O gasto dos brasileiros em supermercados apresentou um aumento de 1,92% no primeiro trimestre de 2026, conforme relatório divulgado nesta quinta-feira (23) pela Associação Brasileira de Supermercados (Abras).
No mês de março, o gasto foi 6,21% superior ao de fevereiro. Comparando com março do ano anterior, o crescimento foi de 3,20%.
Todos os números foram ajustados pelo Índice Nacional de Preços ao Consumidor Amplo (IPCA/IBGE) e consideram todos os tipos de supermercados.
“O crescimento de março reflete tanto a antecipação de compras para a Páscoa, que ocorre no início de abril, quanto a influência do calendário de fevereiro, um mês com menos dias”, observa a Abras.

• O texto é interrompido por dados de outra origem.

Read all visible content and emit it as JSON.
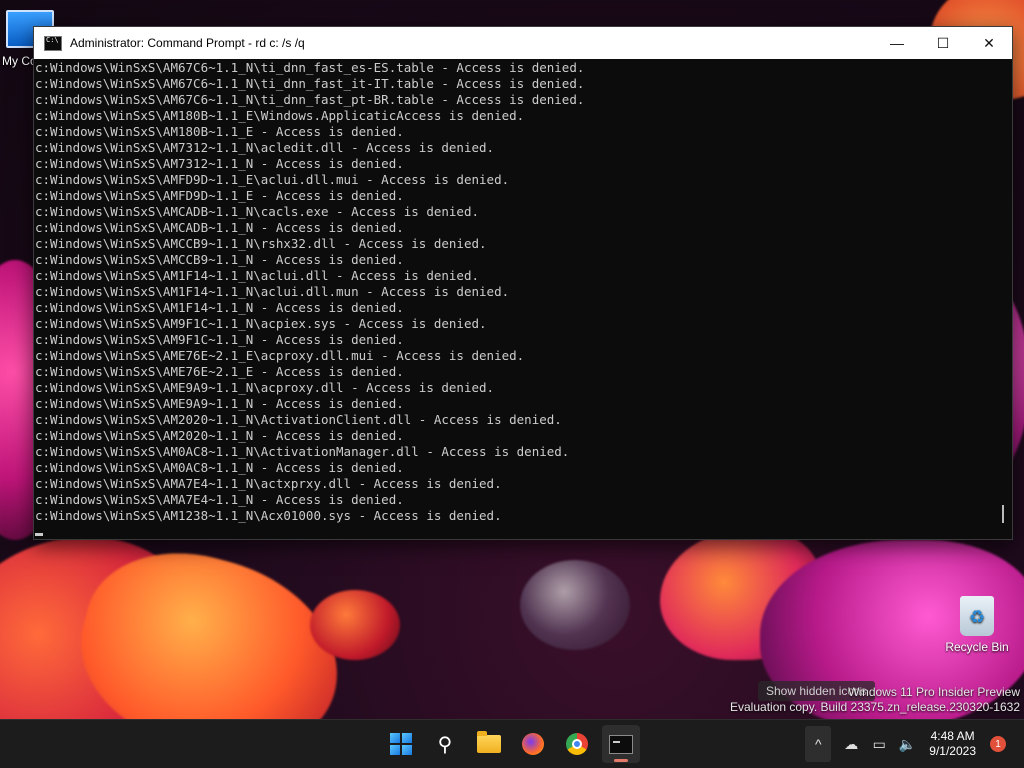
{
  "desktop": {
    "icons": [
      {
        "label": "My Co"
      },
      {
        "label": "Recycle Bin"
      }
    ]
  },
  "window": {
    "title": "Administrator: Command Prompt - rd  c: /s /q",
    "controls": {
      "minimize": "—",
      "maximize": "☐",
      "close": "✕"
    },
    "lines": [
      "c:Windows\\WinSxS\\AM67C6~1.1_N\\ti_dnn_fast_es-ES.table - Access is denied.",
      "c:Windows\\WinSxS\\AM67C6~1.1_N\\ti_dnn_fast_it-IT.table - Access is denied.",
      "c:Windows\\WinSxS\\AM67C6~1.1_N\\ti_dnn_fast_pt-BR.table - Access is denied.",
      "c:Windows\\WinSxS\\AM180B~1.1_E\\Windows.ApplicaticAccess is denied.",
      "c:Windows\\WinSxS\\AM180B~1.1_E - Access is denied.",
      "c:Windows\\WinSxS\\AM7312~1.1_N\\acledit.dll - Access is denied.",
      "c:Windows\\WinSxS\\AM7312~1.1_N - Access is denied.",
      "c:Windows\\WinSxS\\AMFD9D~1.1_E\\aclui.dll.mui - Access is denied.",
      "c:Windows\\WinSxS\\AMFD9D~1.1_E - Access is denied.",
      "c:Windows\\WinSxS\\AMCADB~1.1_N\\cacls.exe - Access is denied.",
      "c:Windows\\WinSxS\\AMCADB~1.1_N - Access is denied.",
      "c:Windows\\WinSxS\\AMCCB9~1.1_N\\rshx32.dll - Access is denied.",
      "c:Windows\\WinSxS\\AMCCB9~1.1_N - Access is denied.",
      "c:Windows\\WinSxS\\AM1F14~1.1_N\\aclui.dll - Access is denied.",
      "c:Windows\\WinSxS\\AM1F14~1.1_N\\aclui.dll.mun - Access is denied.",
      "c:Windows\\WinSxS\\AM1F14~1.1_N - Access is denied.",
      "c:Windows\\WinSxS\\AM9F1C~1.1_N\\acpiex.sys - Access is denied.",
      "c:Windows\\WinSxS\\AM9F1C~1.1_N - Access is denied.",
      "c:Windows\\WinSxS\\AME76E~2.1_E\\acproxy.dll.mui - Access is denied.",
      "c:Windows\\WinSxS\\AME76E~2.1_E - Access is denied.",
      "c:Windows\\WinSxS\\AME9A9~1.1_N\\acproxy.dll - Access is denied.",
      "c:Windows\\WinSxS\\AME9A9~1.1_N - Access is denied.",
      "c:Windows\\WinSxS\\AM2020~1.1_N\\ActivationClient.dll - Access is denied.",
      "c:Windows\\WinSxS\\AM2020~1.1_N - Access is denied.",
      "c:Windows\\WinSxS\\AM0AC8~1.1_N\\ActivationManager.dll - Access is denied.",
      "c:Windows\\WinSxS\\AM0AC8~1.1_N - Access is denied.",
      "c:Windows\\WinSxS\\AMA7E4~1.1_N\\actxprxy.dll - Access is denied.",
      "c:Windows\\WinSxS\\AMA7E4~1.1_N - Access is denied.",
      "c:Windows\\WinSxS\\AM1238~1.1_N\\Acx01000.sys - Access is denied."
    ]
  },
  "watermark": {
    "line1": "Windows 11 Pro Insider Preview",
    "line2": "Evaluation copy. Build 23375.zn_release.230320-1632",
    "tooltip": "Show hidden icons"
  },
  "taskbar": {
    "apps": [
      "start-icon",
      "search-icon",
      "file-explorer-icon",
      "firefox-icon",
      "chrome-icon",
      "terminal-icon"
    ],
    "tray": {
      "chevron": "^",
      "time": "4:48 AM",
      "date": "9/1/2023",
      "notification_count": "1"
    }
  },
  "colors": {
    "console_bg": "#0c0c0c",
    "console_text": "#cccccc",
    "taskbar_bg": "#1c1c1c"
  }
}
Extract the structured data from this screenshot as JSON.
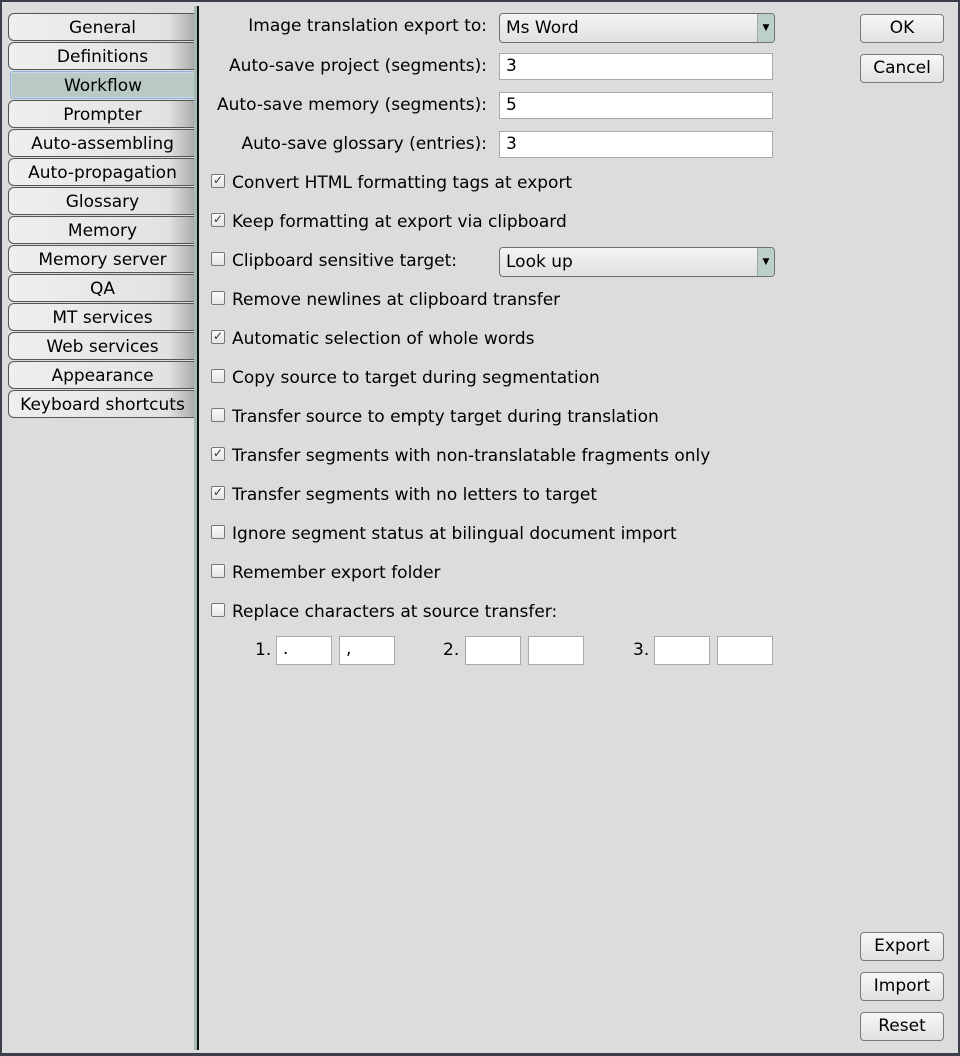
{
  "tabs": [
    "General",
    "Definitions",
    "Workflow",
    "Prompter",
    "Auto-assembling",
    "Auto-propagation",
    "Glossary",
    "Memory",
    "Memory server",
    "QA",
    "MT services",
    "Web services",
    "Appearance",
    "Keyboard shortcuts"
  ],
  "active_tab": "Workflow",
  "fields": {
    "image_export": {
      "label": "Image translation export to:",
      "value": "Ms Word"
    },
    "autosave_project": {
      "label": "Auto-save project (segments):",
      "value": "3"
    },
    "autosave_memory": {
      "label": "Auto-save memory (segments):",
      "value": "5"
    },
    "autosave_glossary": {
      "label": "Auto-save glossary (entries):",
      "value": "3"
    },
    "clipboard_target_value": "Look up"
  },
  "checkboxes": [
    {
      "label": "Convert HTML formatting tags at export",
      "checked": true
    },
    {
      "label": "Keep formatting at export via clipboard",
      "checked": true
    },
    {
      "label": "Clipboard sensitive target:",
      "checked": false
    },
    {
      "label": "Remove newlines at clipboard transfer",
      "checked": false
    },
    {
      "label": "Automatic selection of whole words",
      "checked": true
    },
    {
      "label": "Copy source to target during segmentation",
      "checked": false
    },
    {
      "label": "Transfer source to empty target during translation",
      "checked": false
    },
    {
      "label": "Transfer segments with non-translatable fragments only",
      "checked": true
    },
    {
      "label": "Transfer segments with no letters to target",
      "checked": true
    },
    {
      "label": "Ignore segment status at bilingual document import",
      "checked": false
    },
    {
      "label": "Remember export folder",
      "checked": false
    },
    {
      "label": "Replace characters at source transfer:",
      "checked": false
    }
  ],
  "replace": [
    {
      "num": "1.",
      "from": ".",
      "to": ","
    },
    {
      "num": "2.",
      "from": "",
      "to": ""
    },
    {
      "num": "3.",
      "from": "",
      "to": ""
    }
  ],
  "buttons": {
    "ok": "OK",
    "cancel": "Cancel",
    "export": "Export",
    "import": "Import",
    "reset": "Reset"
  }
}
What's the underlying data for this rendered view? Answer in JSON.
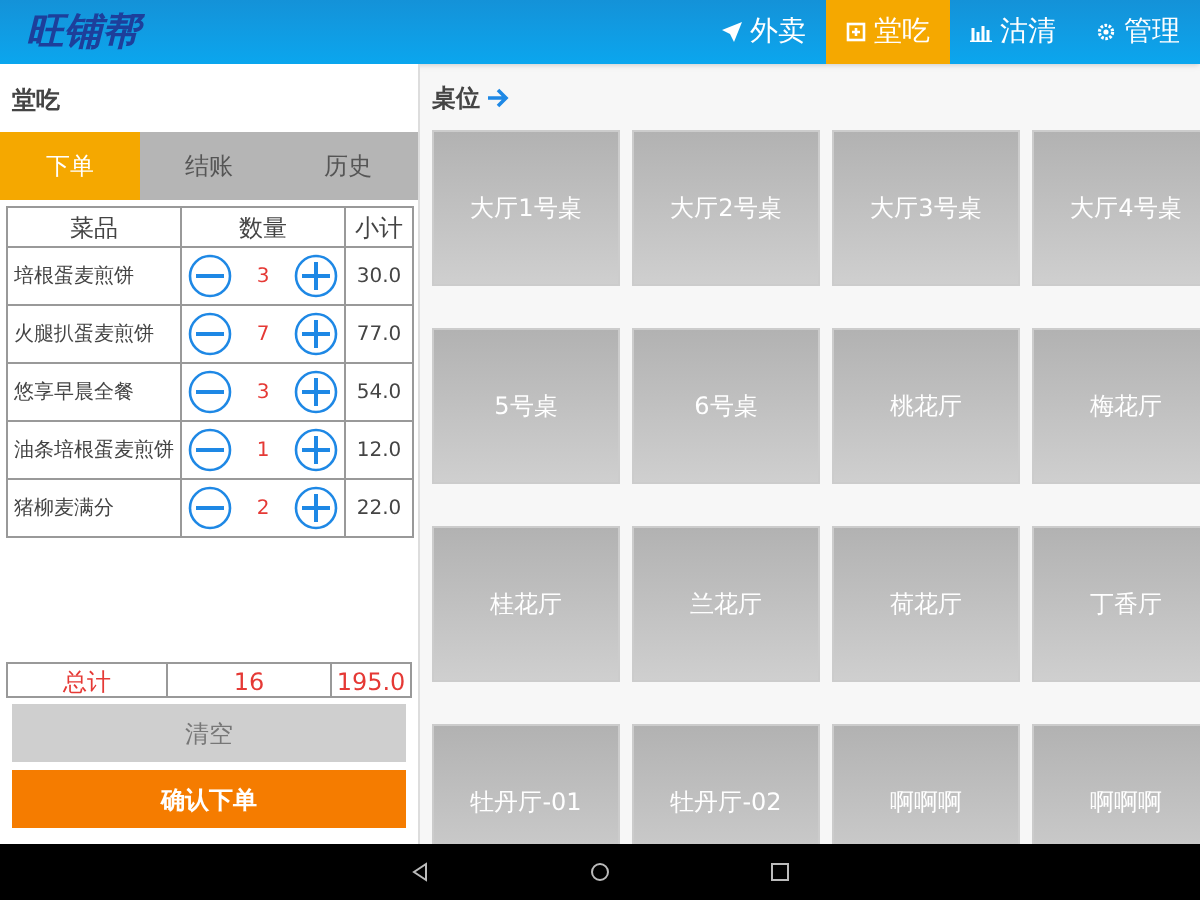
{
  "app": {
    "logo": "旺铺帮"
  },
  "nav": [
    {
      "label": "外卖",
      "kind": "send",
      "selected": false
    },
    {
      "label": "堂吃",
      "kind": "plus-square",
      "selected": true
    },
    {
      "label": "沽清",
      "kind": "chart",
      "selected": false
    },
    {
      "label": "管理",
      "kind": "gear",
      "selected": false
    }
  ],
  "order_panel": {
    "title": "堂吃",
    "tabs": [
      {
        "label": "下单",
        "selected": true
      },
      {
        "label": "结账",
        "selected": false
      },
      {
        "label": "历史",
        "selected": false
      }
    ],
    "table": {
      "columns": [
        "菜品",
        "数量",
        "小计"
      ],
      "rows": [
        {
          "item": "培根蛋麦煎饼",
          "qty": "3",
          "subtotal": "30.0"
        },
        {
          "item": "火腿扒蛋麦煎饼",
          "qty": "7",
          "subtotal": "77.0"
        },
        {
          "item": "悠享早晨全餐",
          "qty": "3",
          "subtotal": "54.0"
        },
        {
          "item": "油条培根蛋麦煎饼",
          "qty": "1",
          "subtotal": "12.0"
        },
        {
          "item": "猪柳麦满分",
          "qty": "2",
          "subtotal": "22.0"
        }
      ]
    },
    "total": {
      "label": "总计",
      "qty": "16",
      "amount": "195.0"
    },
    "clear_button": "清空",
    "confirm_button": "确认下单"
  },
  "tables_panel": {
    "title": "桌位",
    "tables": [
      "大厅1号桌",
      "大厅2号桌",
      "大厅3号桌",
      "大厅4号桌",
      "5号桌",
      "6号桌",
      "桃花厅",
      "梅花厅",
      "桂花厅",
      "兰花厅",
      "荷花厅",
      "丁香厅",
      "牡丹厅-01",
      "牡丹厅-02",
      "啊啊啊",
      "啊啊啊"
    ]
  }
}
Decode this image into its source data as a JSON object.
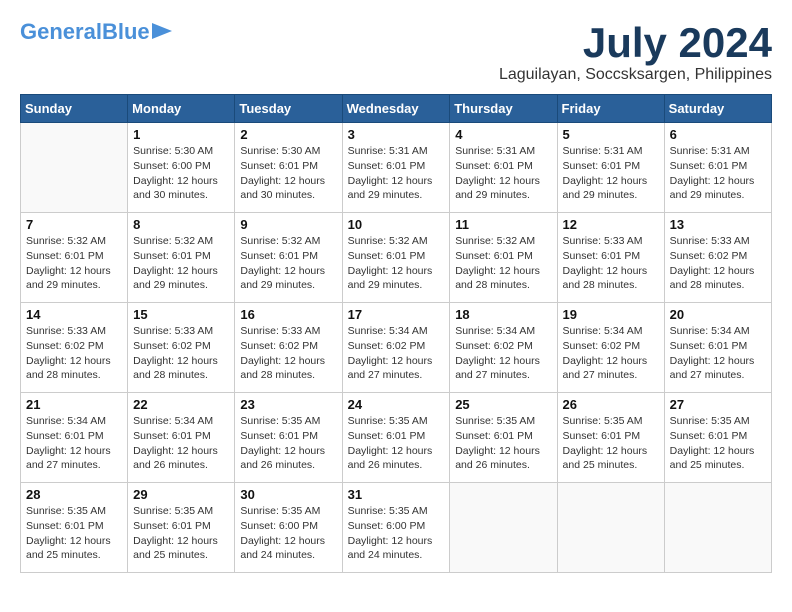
{
  "logo": {
    "line1": "General",
    "line2": "Blue"
  },
  "title": {
    "month_year": "July 2024",
    "location": "Laguilayan, Soccsksargen, Philippines"
  },
  "headers": [
    "Sunday",
    "Monday",
    "Tuesday",
    "Wednesday",
    "Thursday",
    "Friday",
    "Saturday"
  ],
  "weeks": [
    [
      {
        "day": "",
        "text": ""
      },
      {
        "day": "1",
        "text": "Sunrise: 5:30 AM\nSunset: 6:00 PM\nDaylight: 12 hours\nand 30 minutes."
      },
      {
        "day": "2",
        "text": "Sunrise: 5:30 AM\nSunset: 6:01 PM\nDaylight: 12 hours\nand 30 minutes."
      },
      {
        "day": "3",
        "text": "Sunrise: 5:31 AM\nSunset: 6:01 PM\nDaylight: 12 hours\nand 29 minutes."
      },
      {
        "day": "4",
        "text": "Sunrise: 5:31 AM\nSunset: 6:01 PM\nDaylight: 12 hours\nand 29 minutes."
      },
      {
        "day": "5",
        "text": "Sunrise: 5:31 AM\nSunset: 6:01 PM\nDaylight: 12 hours\nand 29 minutes."
      },
      {
        "day": "6",
        "text": "Sunrise: 5:31 AM\nSunset: 6:01 PM\nDaylight: 12 hours\nand 29 minutes."
      }
    ],
    [
      {
        "day": "7",
        "text": "Sunrise: 5:32 AM\nSunset: 6:01 PM\nDaylight: 12 hours\nand 29 minutes."
      },
      {
        "day": "8",
        "text": "Sunrise: 5:32 AM\nSunset: 6:01 PM\nDaylight: 12 hours\nand 29 minutes."
      },
      {
        "day": "9",
        "text": "Sunrise: 5:32 AM\nSunset: 6:01 PM\nDaylight: 12 hours\nand 29 minutes."
      },
      {
        "day": "10",
        "text": "Sunrise: 5:32 AM\nSunset: 6:01 PM\nDaylight: 12 hours\nand 29 minutes."
      },
      {
        "day": "11",
        "text": "Sunrise: 5:32 AM\nSunset: 6:01 PM\nDaylight: 12 hours\nand 28 minutes."
      },
      {
        "day": "12",
        "text": "Sunrise: 5:33 AM\nSunset: 6:01 PM\nDaylight: 12 hours\nand 28 minutes."
      },
      {
        "day": "13",
        "text": "Sunrise: 5:33 AM\nSunset: 6:02 PM\nDaylight: 12 hours\nand 28 minutes."
      }
    ],
    [
      {
        "day": "14",
        "text": "Sunrise: 5:33 AM\nSunset: 6:02 PM\nDaylight: 12 hours\nand 28 minutes."
      },
      {
        "day": "15",
        "text": "Sunrise: 5:33 AM\nSunset: 6:02 PM\nDaylight: 12 hours\nand 28 minutes."
      },
      {
        "day": "16",
        "text": "Sunrise: 5:33 AM\nSunset: 6:02 PM\nDaylight: 12 hours\nand 28 minutes."
      },
      {
        "day": "17",
        "text": "Sunrise: 5:34 AM\nSunset: 6:02 PM\nDaylight: 12 hours\nand 27 minutes."
      },
      {
        "day": "18",
        "text": "Sunrise: 5:34 AM\nSunset: 6:02 PM\nDaylight: 12 hours\nand 27 minutes."
      },
      {
        "day": "19",
        "text": "Sunrise: 5:34 AM\nSunset: 6:02 PM\nDaylight: 12 hours\nand 27 minutes."
      },
      {
        "day": "20",
        "text": "Sunrise: 5:34 AM\nSunset: 6:01 PM\nDaylight: 12 hours\nand 27 minutes."
      }
    ],
    [
      {
        "day": "21",
        "text": "Sunrise: 5:34 AM\nSunset: 6:01 PM\nDaylight: 12 hours\nand 27 minutes."
      },
      {
        "day": "22",
        "text": "Sunrise: 5:34 AM\nSunset: 6:01 PM\nDaylight: 12 hours\nand 26 minutes."
      },
      {
        "day": "23",
        "text": "Sunrise: 5:35 AM\nSunset: 6:01 PM\nDaylight: 12 hours\nand 26 minutes."
      },
      {
        "day": "24",
        "text": "Sunrise: 5:35 AM\nSunset: 6:01 PM\nDaylight: 12 hours\nand 26 minutes."
      },
      {
        "day": "25",
        "text": "Sunrise: 5:35 AM\nSunset: 6:01 PM\nDaylight: 12 hours\nand 26 minutes."
      },
      {
        "day": "26",
        "text": "Sunrise: 5:35 AM\nSunset: 6:01 PM\nDaylight: 12 hours\nand 25 minutes."
      },
      {
        "day": "27",
        "text": "Sunrise: 5:35 AM\nSunset: 6:01 PM\nDaylight: 12 hours\nand 25 minutes."
      }
    ],
    [
      {
        "day": "28",
        "text": "Sunrise: 5:35 AM\nSunset: 6:01 PM\nDaylight: 12 hours\nand 25 minutes."
      },
      {
        "day": "29",
        "text": "Sunrise: 5:35 AM\nSunset: 6:01 PM\nDaylight: 12 hours\nand 25 minutes."
      },
      {
        "day": "30",
        "text": "Sunrise: 5:35 AM\nSunset: 6:00 PM\nDaylight: 12 hours\nand 24 minutes."
      },
      {
        "day": "31",
        "text": "Sunrise: 5:35 AM\nSunset: 6:00 PM\nDaylight: 12 hours\nand 24 minutes."
      },
      {
        "day": "",
        "text": ""
      },
      {
        "day": "",
        "text": ""
      },
      {
        "day": "",
        "text": ""
      }
    ]
  ]
}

A associação menciona que o desempenho positivo também se deu em função da injeção de recursos na economia. “Em março, o Bolsa Família atendeu 18,73 milhões de famílias, com repasse de R$ 12,77 bilhões. Os repasses do PIS/PASEP injetaram aproximadamente R$ 2,5 bilhões no segundo lote de pagamento”, afirma a entidade.
Cesta de compras com preço elevado
O Abrasmercado, que é um indicador que avalia a variação de preços de 35 produtos de consumo diário, reportou um aumento de 2,20% em março.
Nos meses anteriores, as mudanças foram de +0,47%, em fevereiro, e de -0,16%, em janeiro. Dessa forma, o preço médio da cesta saltou de R$ 802,88 para R$ 820,54 durante o mês.
Dentre os itens básicos, a maior alta foi registrada no feijão (+15,40%), seguido pelo leite longa vida (+11,74%). No total do trimestre, o feijão teve uma elevação de 28,11%, enquanto o leite longa vida subiu 6,80%.
Houve também aumentos na massa sêmola de espaguete (+0,91%), margarina cremosa (+0,84%) e farinha de mandioca (+0,69%).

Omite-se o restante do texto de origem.